How can I calculate the statistics (mean, standard deviation, variance, skewness value and student t-test value) of the parameters as of a custom equation, for example the quadratic plateau equation?
Example:
x=[0,40,80,100,120,150,170,200],
y=[1865,2855,3608,4057,4343,4389,4415,4478]
y=a*(x+n)^2+b*(x+n)+c, x < xc(Ymax) ....(1) y=yp, x >= xc(Ymax) ....(2)
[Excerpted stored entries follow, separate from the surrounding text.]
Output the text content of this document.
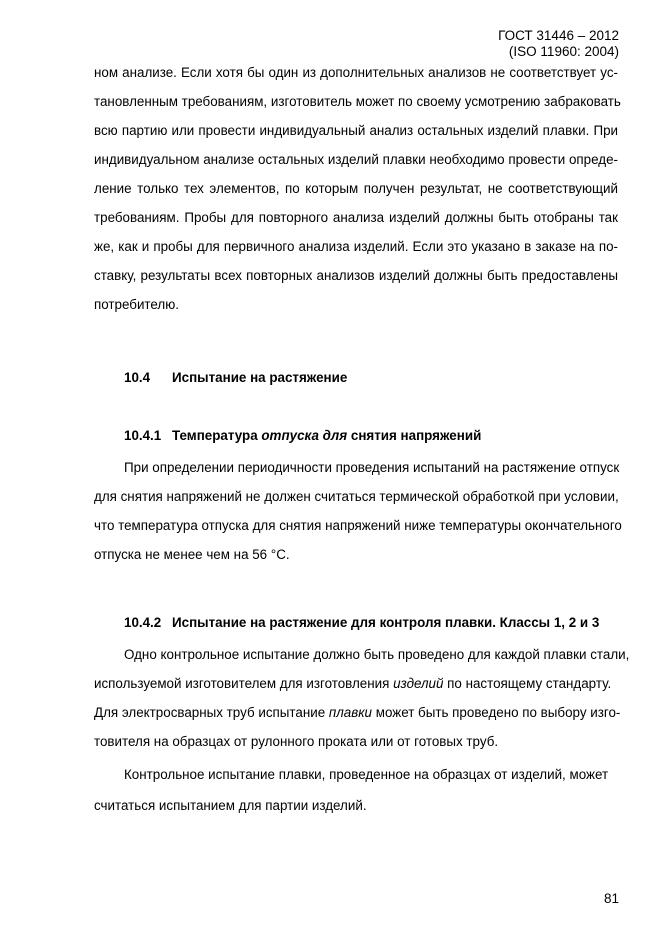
ГОСТ 31446 – 2012
(ISO 11960: 2004)
ном анализе. Если хотя бы один из дополнительных анализов не соответствует ус-
тановленным требованиям, изготовитель может по своему усмотрению забраковать
всю партию или провести индивидуальный анализ остальных изделий плавки. При
индивидуальном анализе остальных изделий плавки необходимо провести опреде-
ление только тех элементов, по которым получен результат, не соответствующий
требованиям. Пробы для повторного анализа изделий должны быть отобраны так
же, как и пробы для первичного анализа изделий. Если это указано в заказе на по-
ставку, результаты всех повторных анализов изделий должны быть предоставлены
потребителю.
10.4 Испытание на растяжение
10.4.1 Температура отпуска для снятия напряжений
При определении периодичности проведения испытаний на растяжение отпуск
для снятия напряжений не должен считаться термической обработкой при условии,
что температура отпуска для снятия напряжений ниже температуры окончательного
отпуска не менее чем на 56 °С.
10.4.2 Испытание на растяжение для контроля плавки. Классы 1, 2 и 3
Одно контрольное испытание должно быть проведено для каждой плавки стали,
используемой изготовителем для изготовления изделий по настоящему стандарту.
Для электросварных труб испытание плавки может быть проведено по выбору изго-
товителя на образцах от рулонного проката или от готовых труб.
Контрольное испытание плавки, проведенное на образцах от изделий, может
считаться испытанием для партии изделий.
81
I have fitted this equation by given code:
yf = #(b,x) b(1).*(x+n).^2+b(2)*(x+n)+b(3); B0 = [0.006; 21; 1878];
[Bm,normresm] = fminsearch(#(b) norm(y - yf(b,x)), B0); a=Bm(1);
b=Bm(2); c=Bm(3); xc=(-b/(2*a))-n; p=p=a*(xc+n)^2+b*(xc+n)+c;
if (x < xc)
yfit = a.*(x+n).^2+ b*(x+n)+c;
else
yfit = p;
end
plot(x,yfit,'*')
hold on; plot(x,y); hold off
Note: I have already used the polyfit command, it was helpful and provided me the results. However, I really don’t find it suitable, as there is no option to customize the equation. Can I find these statistics by any code?
Questions 1, 2 and 4)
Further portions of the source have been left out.